If making ahead, freeze undecorated trees and decorate after thawing for fresher icing.
This nourishing christmas tree brownies recipe is sure to be a staple in your kitchen. Enjoy every moist, high protein slice — it is perfect for breakfast or as a wholesome snack any time.
This Christmas Tree Brownies recipe makes perfectly juicy, tender, and flavorful steak every time! Serve with potatoes and a side salad for an unforgettable dinner in under 30 minutes.

Preheat the oven to 325°F (163°C). Grease a 9x13-inch baking dish and line with parchment to allow easy removal and cleaner cutting after chilling.
In a medium bowl whisk together the all-purpose flour, cocoa powder, and kosher salt until evenly combined and free of lumps.

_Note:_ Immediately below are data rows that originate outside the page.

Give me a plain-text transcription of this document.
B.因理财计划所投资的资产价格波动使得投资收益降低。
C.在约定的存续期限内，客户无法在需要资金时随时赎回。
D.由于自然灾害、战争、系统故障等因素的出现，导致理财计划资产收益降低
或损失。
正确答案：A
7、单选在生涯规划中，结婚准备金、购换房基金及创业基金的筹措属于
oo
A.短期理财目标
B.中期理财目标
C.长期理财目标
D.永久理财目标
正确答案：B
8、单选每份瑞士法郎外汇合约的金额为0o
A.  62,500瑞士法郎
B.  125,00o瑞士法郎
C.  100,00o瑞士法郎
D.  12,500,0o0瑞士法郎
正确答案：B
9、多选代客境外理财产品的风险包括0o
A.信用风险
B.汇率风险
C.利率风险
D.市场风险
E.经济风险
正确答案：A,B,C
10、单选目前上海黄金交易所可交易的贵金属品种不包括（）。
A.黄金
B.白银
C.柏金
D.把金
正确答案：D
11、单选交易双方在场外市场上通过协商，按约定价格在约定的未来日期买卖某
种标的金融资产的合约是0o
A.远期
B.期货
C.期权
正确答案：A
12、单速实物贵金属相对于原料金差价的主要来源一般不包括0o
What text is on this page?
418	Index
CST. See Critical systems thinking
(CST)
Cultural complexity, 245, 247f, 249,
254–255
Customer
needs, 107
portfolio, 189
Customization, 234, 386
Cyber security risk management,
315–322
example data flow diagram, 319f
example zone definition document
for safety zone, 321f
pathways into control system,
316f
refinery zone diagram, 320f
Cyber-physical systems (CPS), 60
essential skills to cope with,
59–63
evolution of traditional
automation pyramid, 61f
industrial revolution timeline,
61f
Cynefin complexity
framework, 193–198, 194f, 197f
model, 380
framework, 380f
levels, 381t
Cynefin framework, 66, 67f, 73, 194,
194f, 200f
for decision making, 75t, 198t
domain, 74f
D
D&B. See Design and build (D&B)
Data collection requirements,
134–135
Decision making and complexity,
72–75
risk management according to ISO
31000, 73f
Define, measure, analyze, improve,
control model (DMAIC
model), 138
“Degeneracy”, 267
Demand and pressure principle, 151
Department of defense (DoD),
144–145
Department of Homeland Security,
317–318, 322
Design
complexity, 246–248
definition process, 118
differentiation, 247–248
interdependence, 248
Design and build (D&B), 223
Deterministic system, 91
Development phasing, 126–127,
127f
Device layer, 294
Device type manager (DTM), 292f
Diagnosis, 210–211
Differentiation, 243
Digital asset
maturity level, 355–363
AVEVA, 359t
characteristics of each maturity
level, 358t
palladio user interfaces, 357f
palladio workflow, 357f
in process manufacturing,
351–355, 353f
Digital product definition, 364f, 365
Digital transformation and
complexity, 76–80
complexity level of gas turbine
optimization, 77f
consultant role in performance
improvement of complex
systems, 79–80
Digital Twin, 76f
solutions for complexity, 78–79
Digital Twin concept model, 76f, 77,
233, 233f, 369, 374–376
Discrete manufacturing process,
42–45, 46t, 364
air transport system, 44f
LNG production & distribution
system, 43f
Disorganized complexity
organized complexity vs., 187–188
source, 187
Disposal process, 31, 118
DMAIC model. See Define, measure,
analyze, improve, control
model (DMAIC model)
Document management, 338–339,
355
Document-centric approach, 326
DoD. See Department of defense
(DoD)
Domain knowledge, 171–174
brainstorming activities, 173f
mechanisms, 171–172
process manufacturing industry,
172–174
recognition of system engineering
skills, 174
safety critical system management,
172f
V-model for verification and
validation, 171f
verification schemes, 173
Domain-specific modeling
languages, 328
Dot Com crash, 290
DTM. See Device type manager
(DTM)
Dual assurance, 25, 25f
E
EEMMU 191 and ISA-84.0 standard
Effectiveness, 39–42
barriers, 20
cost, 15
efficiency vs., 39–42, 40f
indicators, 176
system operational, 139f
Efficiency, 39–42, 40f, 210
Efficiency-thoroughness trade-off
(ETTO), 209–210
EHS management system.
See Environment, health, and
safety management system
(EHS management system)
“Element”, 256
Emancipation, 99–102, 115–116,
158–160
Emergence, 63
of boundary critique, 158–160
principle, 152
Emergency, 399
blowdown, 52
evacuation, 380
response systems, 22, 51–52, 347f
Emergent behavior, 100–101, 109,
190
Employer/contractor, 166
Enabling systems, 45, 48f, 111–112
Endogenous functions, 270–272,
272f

In a large bowl with a hand or stand mixer, combine melted butter, sugar, and vanilla. Add eggs one at a time, mixing briefly after each to emulsify and create a glossy mixture.
Fold the dry ingredients into the wet mixture until just combined. Pour batter into the prepared pan and bake at 325°F for about 30 minutes or until a toothpick comes out with moist crumbs.
Cool the slab on a wire rack, then refrigerate until firm (about 30 minutes). Use a Christmas tree cookie cutter to cut shapes, starting at the edges to maximize yield.
Mix powdered sugar with 1–2 tablespoons milk to a piping consistency. Divide and tint one portion green. Pipe zigzag garlands with green and white icing and add sprinkles immediately.